Two pastas, a risotto and a lamb for mains. Those pastas! Love, in a huge bowl. Rosemary’s lamb ragu was particularly good. It had the richness of a cream sauce (with no visible cream) and a robust, black olive-driven, backbone. Seafood spaghetti was made from semolina pasta, extruded appropriately winter-thick. The sauce was spiked with smoky nduja (pass that mopping bread) and is there anything more visually impressive than a bowl brimful of shells, claws and other briny signifiers? Seriously yum.
I feel like I am still learning risotto, a dish I first cooked according to the instructions on the back of a Diamond pasta packet. As an adult I came to understand that what I had been eating was actually a type of orzo and, faced with actual risotto rice, I would have to recalibrate my textural expectations. Amano’s was textbook-chalky and creamy, a rib-sticking contrast to the delicate chunks of scampi that studded my plate.
Amano has always hero-ed vegetables. Consider the baby cos with anchovy and parmesan - a deliciously salty and raw respite from the richness of our mains. Charred brussels sprouts were paired with crunchy chorizo crumbs and it struck me that entire generations will never know the ignominy of an overboiled sprout (the reinvention of this once-loathed green is, in its own way, as revolutionary as Netflix or fizzy tap water).
I hadn’t intended to review Amano. I didn’t photograph the drinks list for the wine writer, or take snaps of the dishes as memory joggers. The specifics of the night have blurred in the best possible way. Restaurants are in the business of hospitality - and what we experienced at Amano, Auckland, was a true and joyous expression of that word. Amano across the Ditch might take note.
Amano, 66-68 Tyler St, Britomart Place, Auckland. Ph (09) 394 1416. We spent $400 for four.
Kim Knight has been a reporter for more than 30 years and the Canvas restaurant critic since 2016. She holds a Masters in Gastronomy from Auckland University of Technology.

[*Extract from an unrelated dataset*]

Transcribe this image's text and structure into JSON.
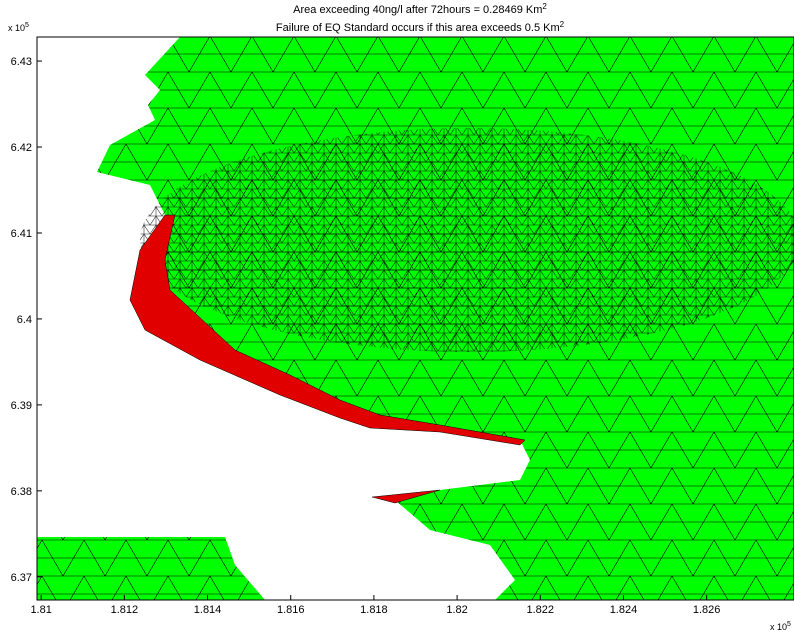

Full disclosure: I’m a massive Amano fan and can attest to never having had a bad experience there. But have I ever spent time dissecting their drinks list? Nope. Mainly because I’ve always been in a raucous group with far too much amazing food on the table. Which is how it should be, right?
So while my memory of the list is pretty decent, it’s not encyclopaedic. Kim will usually take a photograph of the drinks list during her meal to help me, however that didn’t happen this time because she was too sidetracked by the outstanding food and sensational service too. I didn’t fret because (as if they couldn’t be more helpful), Amano have published their drinks list online. Just go to “menus”, click “drinks” and get beveraging!
The cocktails are spendy at $22, but muddle me up a beetroot, antica formula, whiskey, amaretto, hibiscus & lemon or a concoction of kawakawa, gin, cocchi americano & olive oil, and all’s forgiven. Craft beers from Hallertau, Citizen, Sawmill and Cassels lead to a smorgasbord of aperitivi and then an internationally flavoured wine list where pretty much everything is available by the glass — excellent! Plus they have a “cellar” list, where you could drop $210 on a bottle of Dry River pinot or $2100 on a bottle of Sam Neill’s Two Paddocks pinot (but I’m suspecting that’s a typo).
Amano’s list, like their look, their feel and their food, is exotic, interesting, international and amazing. I love it when the drinks list is published online and constantly updated. Nerds like me can study up in order to sound flash in front of our friends and make our choices in advance. It also gives my wallet time to digest what it’s in for.